Trauma describes the impact of an event, or a series of events, that leaves someone feeling helpless and pushed beyond their ability to cope. Events that children might find traumatic include:
- accidents and injuries
- serious illness
- natural disasters
- assault and threats of violence
- domestic violence
- neglect or abuse.
Parental or cultural trauma can have a traumatising effect on children. For example, Aboriginal and Torres Strait Islander children still feel the impact and effects of the Stolen Generations’ experiences.

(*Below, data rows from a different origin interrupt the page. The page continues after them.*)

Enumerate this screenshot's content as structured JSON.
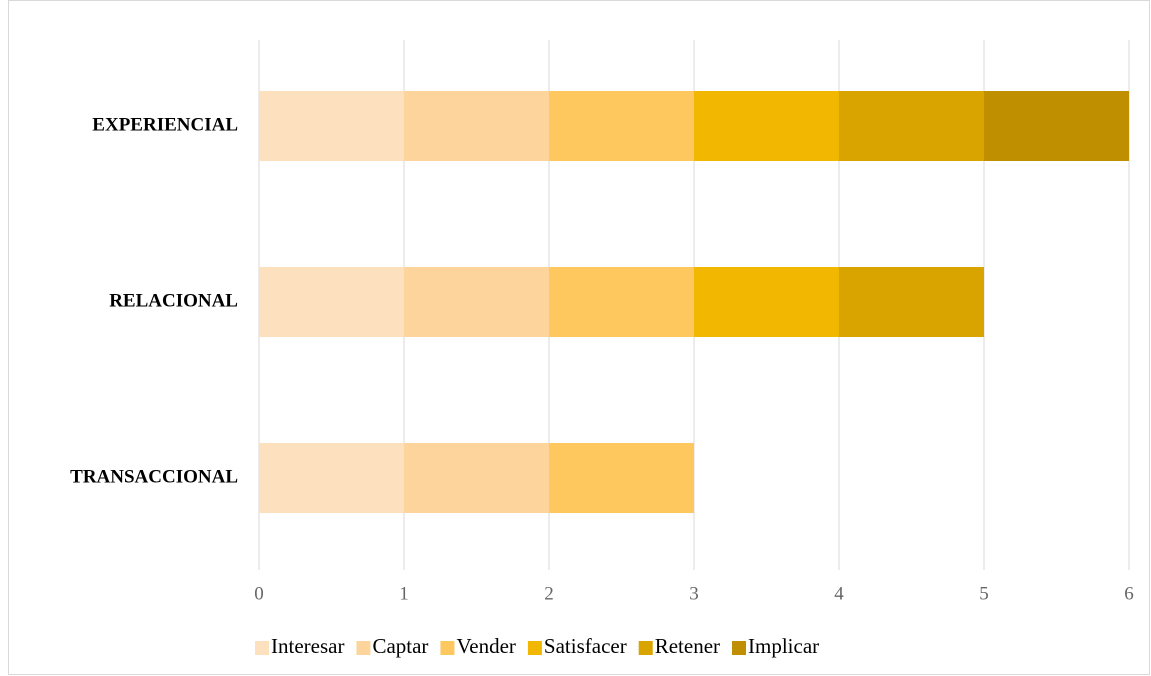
{
  "chart_data": {
    "type": "stacked_bar_horizontal",
    "categories": [
      "EXPERIENCIAL",
      "RELACIONAL",
      "TRANSACCIONAL"
    ],
    "series": [
      {
        "name": "Interesar",
        "color": "#fde1bf",
        "values": [
          1,
          1,
          1
        ]
      },
      {
        "name": "Captar",
        "color": "#fdd59c",
        "values": [
          1,
          1,
          1
        ]
      },
      {
        "name": "Vender",
        "color": "#fec85e",
        "values": [
          1,
          1,
          1
        ]
      },
      {
        "name": "Satisfacer",
        "color": "#f2b700",
        "values": [
          1,
          1,
          0
        ]
      },
      {
        "name": "Retener",
        "color": "#d9a300",
        "values": [
          1,
          1,
          0
        ]
      },
      {
        "name": "Implicar",
        "color": "#bf8f00",
        "values": [
          1,
          0,
          0
        ]
      }
    ],
    "xlim": [
      0,
      6
    ],
    "xticks": [
      0,
      1,
      2,
      3,
      4,
      5,
      6
    ],
    "grid": true,
    "legend": "bottom"
  }
}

Trauma affects young children … they notice and remember
Trauma can affect all aspects of a child’s development. There are many different responses to trauma. How individual children are affected and how they respond to the same or similar experiences can be vastly different. Children notice or remember traumatic events even if they can never fully articulate it with words.

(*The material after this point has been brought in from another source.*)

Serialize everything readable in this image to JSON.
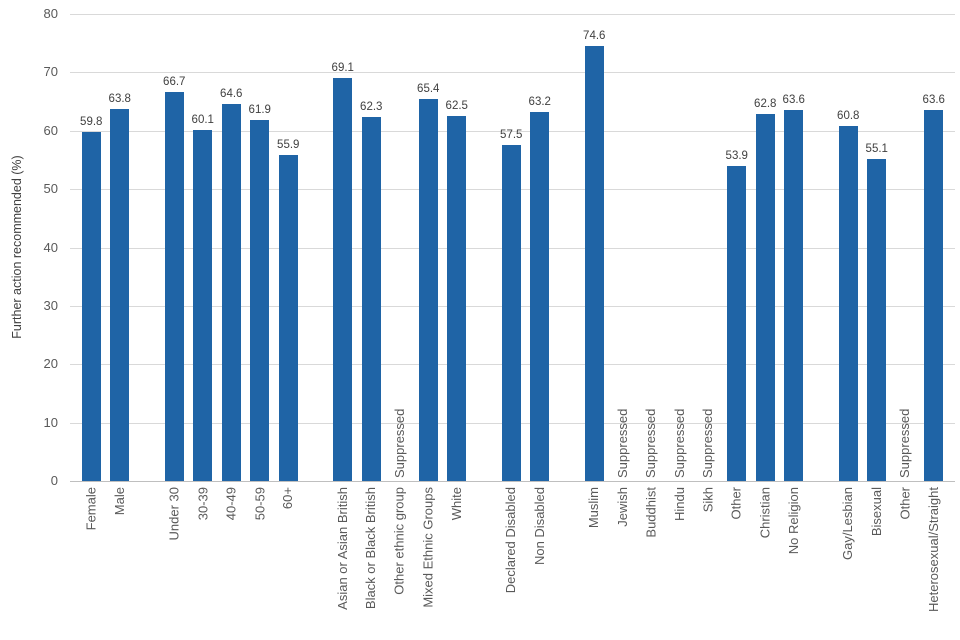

Young children’s rapid learning and development also means it can be difficult to determine when children under the age of five are experiencing a traumatic stress response.
Identifying signs of trauma can become clearer through close observation of children and collaboration between families, carers and educators.
What you can watch for
- Children experiencing physical symptoms e.g. stomach-aches
- Children returning to an earlier stage of development, e.g. bedwetting
- Often young children tend to express themselves through play and behaviour (e.g., clinging to parents, sleeping difficulties, acting out or withdrawing, re-enacting aspects of the traumatic event)
- Sometimes a child will seem to be recovering well, but may then have a delayed response weeks or months later.
Four ways adults can help
Parents, carers and educators can all help young children recover from a traumatic event by:
- Tuning in and being responsive. Help children tune into the way they are feeling. Noticing and then finding words to describe feelings can be hard. Taking the time to listen, talk and play helps children start to tell or show how they are feeling.
- Listen empathically when the child wants to talk about the event. This helps the front brain to make meaning and understand what happened and supports regulation and recovery.
- Provide consistent and predictable routines. Maintaining routines and environments provides a sense of safety and security. The more familiar the routine, the more settled the child.
- Access outside support. Establish links with community agencies or trauma experts who can support children, families and educators.
Managing your own reactions
Adults experience a range of feelings when they are caring for children exposed to traumatic events. They may feel overwhelmed by the child’s trauma and reactions. They could also be having their own traumatic stress responses to this event or an entirely different event.
Finding ways that encourage adults to seek support and reduce their stress helps them continue to be effective when offering support to children who have experienced traumatic events.